Time spent in theory, in lectures, in front of a screen instead of behind a camera, in a studio, or immersed in making — can feel like a detour from the real work. But for JMC Academy Master of Creative Industries student Macami, that idea has been turned on its head.
Her one-night event Interlude: Reimagining Fashion Campaigns, held last week at OUT OF OFFICE, wasn’t just a showcase of her Master’s project — it’s proof that postgraduate study can be an engine for artistic momentum, not a pause.
“I’ve been feeling really grateful. I never imagined that working on my Master’s thesis/project would be this fulfilling,” Macami reflects in a recent Instagram post. “I haven’t been shooting many creative projects, something I always believed was the fuel that kept me going. And in many ways, it still is. But realising that creativity doesn’t have to come in bursts, that it can be steady and expansive, has been incredibly freeing.”

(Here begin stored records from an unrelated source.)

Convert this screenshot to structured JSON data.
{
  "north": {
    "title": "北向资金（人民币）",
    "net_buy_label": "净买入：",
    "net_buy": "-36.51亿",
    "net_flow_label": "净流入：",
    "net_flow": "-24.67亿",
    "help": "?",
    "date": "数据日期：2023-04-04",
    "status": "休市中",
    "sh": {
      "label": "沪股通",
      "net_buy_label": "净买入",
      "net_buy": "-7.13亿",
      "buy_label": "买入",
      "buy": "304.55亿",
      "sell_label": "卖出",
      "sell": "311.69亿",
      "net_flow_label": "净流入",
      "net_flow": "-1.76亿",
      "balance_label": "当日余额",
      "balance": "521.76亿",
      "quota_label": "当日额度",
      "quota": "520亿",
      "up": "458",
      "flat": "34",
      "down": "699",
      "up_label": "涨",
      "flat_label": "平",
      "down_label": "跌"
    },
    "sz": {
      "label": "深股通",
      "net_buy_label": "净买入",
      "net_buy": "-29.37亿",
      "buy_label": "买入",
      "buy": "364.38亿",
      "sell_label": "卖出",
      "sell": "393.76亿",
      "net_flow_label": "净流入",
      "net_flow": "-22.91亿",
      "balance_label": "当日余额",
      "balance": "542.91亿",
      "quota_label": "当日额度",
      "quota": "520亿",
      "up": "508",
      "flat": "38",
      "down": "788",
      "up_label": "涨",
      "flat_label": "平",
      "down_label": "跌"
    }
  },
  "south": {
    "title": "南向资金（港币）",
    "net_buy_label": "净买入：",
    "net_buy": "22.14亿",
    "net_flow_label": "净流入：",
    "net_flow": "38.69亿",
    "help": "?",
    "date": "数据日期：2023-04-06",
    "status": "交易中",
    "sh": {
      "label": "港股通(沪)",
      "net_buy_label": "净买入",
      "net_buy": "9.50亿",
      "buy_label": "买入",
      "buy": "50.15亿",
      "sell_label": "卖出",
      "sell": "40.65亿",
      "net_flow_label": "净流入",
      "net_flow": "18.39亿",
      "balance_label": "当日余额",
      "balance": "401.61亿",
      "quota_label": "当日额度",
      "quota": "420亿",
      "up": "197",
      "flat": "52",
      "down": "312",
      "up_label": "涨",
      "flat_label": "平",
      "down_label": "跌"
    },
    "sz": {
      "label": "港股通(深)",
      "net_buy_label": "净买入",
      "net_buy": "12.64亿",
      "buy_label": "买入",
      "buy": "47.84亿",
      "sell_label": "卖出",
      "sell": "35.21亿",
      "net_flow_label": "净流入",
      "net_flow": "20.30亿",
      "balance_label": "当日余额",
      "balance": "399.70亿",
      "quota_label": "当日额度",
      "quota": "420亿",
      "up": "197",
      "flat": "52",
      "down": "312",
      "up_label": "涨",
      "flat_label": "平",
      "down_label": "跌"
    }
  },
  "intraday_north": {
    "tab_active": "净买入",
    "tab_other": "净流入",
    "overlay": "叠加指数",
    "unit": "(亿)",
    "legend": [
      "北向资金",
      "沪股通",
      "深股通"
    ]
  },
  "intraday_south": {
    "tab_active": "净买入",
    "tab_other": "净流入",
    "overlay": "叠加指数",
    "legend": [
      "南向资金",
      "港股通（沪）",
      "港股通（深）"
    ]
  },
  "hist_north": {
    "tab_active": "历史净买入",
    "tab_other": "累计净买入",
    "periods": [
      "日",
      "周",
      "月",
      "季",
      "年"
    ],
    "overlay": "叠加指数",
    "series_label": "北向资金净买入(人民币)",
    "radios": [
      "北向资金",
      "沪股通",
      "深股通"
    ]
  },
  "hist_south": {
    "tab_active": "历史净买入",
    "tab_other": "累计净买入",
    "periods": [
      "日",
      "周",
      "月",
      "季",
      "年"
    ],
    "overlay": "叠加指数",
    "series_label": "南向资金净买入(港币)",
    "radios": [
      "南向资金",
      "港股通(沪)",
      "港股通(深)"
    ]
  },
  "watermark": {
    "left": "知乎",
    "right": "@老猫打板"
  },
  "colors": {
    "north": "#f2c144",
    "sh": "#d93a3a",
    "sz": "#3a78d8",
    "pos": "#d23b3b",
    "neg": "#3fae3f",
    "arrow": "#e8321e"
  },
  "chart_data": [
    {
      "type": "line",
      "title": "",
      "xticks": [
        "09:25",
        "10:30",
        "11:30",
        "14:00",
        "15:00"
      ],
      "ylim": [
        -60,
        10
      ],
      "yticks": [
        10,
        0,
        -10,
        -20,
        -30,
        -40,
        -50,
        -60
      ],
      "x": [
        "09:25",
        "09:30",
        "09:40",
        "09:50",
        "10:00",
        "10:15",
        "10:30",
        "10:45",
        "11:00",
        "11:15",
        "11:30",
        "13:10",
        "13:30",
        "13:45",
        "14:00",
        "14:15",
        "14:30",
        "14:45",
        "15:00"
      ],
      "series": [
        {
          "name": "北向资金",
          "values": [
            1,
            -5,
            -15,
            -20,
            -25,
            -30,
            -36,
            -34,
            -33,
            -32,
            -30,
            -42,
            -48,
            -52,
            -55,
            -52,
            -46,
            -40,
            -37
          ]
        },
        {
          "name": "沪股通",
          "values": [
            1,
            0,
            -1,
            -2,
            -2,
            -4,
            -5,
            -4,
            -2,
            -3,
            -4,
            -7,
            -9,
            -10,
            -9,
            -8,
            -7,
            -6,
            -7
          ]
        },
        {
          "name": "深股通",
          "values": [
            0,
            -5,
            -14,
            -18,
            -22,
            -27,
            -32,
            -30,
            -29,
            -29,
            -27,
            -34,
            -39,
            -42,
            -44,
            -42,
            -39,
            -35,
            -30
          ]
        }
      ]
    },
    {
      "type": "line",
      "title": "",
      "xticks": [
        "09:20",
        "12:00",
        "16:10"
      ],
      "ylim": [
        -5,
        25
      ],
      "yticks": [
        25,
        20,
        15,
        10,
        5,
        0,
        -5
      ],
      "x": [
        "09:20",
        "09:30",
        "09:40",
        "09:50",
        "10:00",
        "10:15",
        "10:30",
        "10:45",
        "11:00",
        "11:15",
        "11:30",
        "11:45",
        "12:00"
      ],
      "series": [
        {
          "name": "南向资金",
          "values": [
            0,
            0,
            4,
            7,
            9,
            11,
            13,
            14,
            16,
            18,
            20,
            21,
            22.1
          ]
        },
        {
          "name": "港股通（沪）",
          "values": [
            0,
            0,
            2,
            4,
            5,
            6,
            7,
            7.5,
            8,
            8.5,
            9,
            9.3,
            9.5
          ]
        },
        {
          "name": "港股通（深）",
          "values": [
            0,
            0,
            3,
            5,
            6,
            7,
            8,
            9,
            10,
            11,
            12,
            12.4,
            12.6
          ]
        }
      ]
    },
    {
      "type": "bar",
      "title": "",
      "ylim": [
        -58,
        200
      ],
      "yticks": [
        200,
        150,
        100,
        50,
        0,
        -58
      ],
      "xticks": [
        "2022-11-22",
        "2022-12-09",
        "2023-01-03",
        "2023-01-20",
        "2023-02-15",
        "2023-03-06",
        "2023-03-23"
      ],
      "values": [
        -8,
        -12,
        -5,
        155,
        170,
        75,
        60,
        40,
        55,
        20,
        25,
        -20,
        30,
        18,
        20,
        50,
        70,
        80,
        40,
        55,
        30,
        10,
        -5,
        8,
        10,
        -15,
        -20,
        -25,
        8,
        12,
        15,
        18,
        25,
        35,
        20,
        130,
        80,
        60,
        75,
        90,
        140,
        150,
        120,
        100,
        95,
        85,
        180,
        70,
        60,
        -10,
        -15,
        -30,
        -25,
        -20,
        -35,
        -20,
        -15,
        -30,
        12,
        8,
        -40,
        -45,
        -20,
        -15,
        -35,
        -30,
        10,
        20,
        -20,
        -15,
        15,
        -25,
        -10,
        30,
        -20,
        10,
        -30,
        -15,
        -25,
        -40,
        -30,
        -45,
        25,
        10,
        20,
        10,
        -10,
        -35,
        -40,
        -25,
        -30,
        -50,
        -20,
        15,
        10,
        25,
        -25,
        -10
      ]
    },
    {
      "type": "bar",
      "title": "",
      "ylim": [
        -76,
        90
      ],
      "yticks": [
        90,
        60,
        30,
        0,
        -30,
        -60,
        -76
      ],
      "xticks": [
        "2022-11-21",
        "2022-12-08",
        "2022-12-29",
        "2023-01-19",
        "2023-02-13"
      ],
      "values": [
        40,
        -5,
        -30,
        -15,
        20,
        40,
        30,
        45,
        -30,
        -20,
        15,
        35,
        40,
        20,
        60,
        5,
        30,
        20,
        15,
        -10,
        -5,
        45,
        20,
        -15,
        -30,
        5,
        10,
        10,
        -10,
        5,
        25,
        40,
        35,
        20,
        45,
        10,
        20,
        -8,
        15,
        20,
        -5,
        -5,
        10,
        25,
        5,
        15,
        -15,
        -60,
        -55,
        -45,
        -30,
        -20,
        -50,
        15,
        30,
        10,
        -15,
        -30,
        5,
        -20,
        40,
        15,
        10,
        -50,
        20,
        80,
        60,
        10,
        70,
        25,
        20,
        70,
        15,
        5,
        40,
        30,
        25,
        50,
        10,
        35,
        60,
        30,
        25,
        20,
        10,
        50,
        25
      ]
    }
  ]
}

That “expansiveness” is exactly what the Master of Creative Industries at JMC is designed to nurture. Tailored for working creatives, musicians, designers, filmmakers, animators, game makers, producers and more — the course allows students to anchor their academic inquiry in a real-world project. For Macami this took shape, in part as, Interlude, an exploration of how fashion campaigns in Australia could be more emotionally engaging, visually imaginative, and commercially relevant all at once.
Interlude included a panel talk with local industry leaders Bruna Volpi, Jake Terrey, Jasmine Christie, and Sean Brady, a curated exhibition of photographs from Macami’s Masters project, and time for community connection — positioning Macami not just as a JMC student, but as a creative director, cultural thinker, and connector.
Rather than stepping away from her creative practice to “study,” Macami’s been stepping deeper into it.
JMC’s Master of Creative Industries course structure supports this kind of integration. With a major emphasis on individual research projects, students are encouraged to use the course as a platform — not a pit stop. It’s built for those who want to challenge the status quo of their field, while still developing the discipline, networks, and intellectual frameworks to thrive within it.
Macami’s project sits at that intersection: storytelling and strategy, creativity and commerce, emotion and execution. And crucially, it’s not happening after-hours or off the side of her desk. It is the work.
In a creative economy that moves fast and demands more, the Master of Creative Industries offers something rare: the chance to breathe, to reflect, to deepen. To create not just more — but with more meaning. And that’s something worth sharing.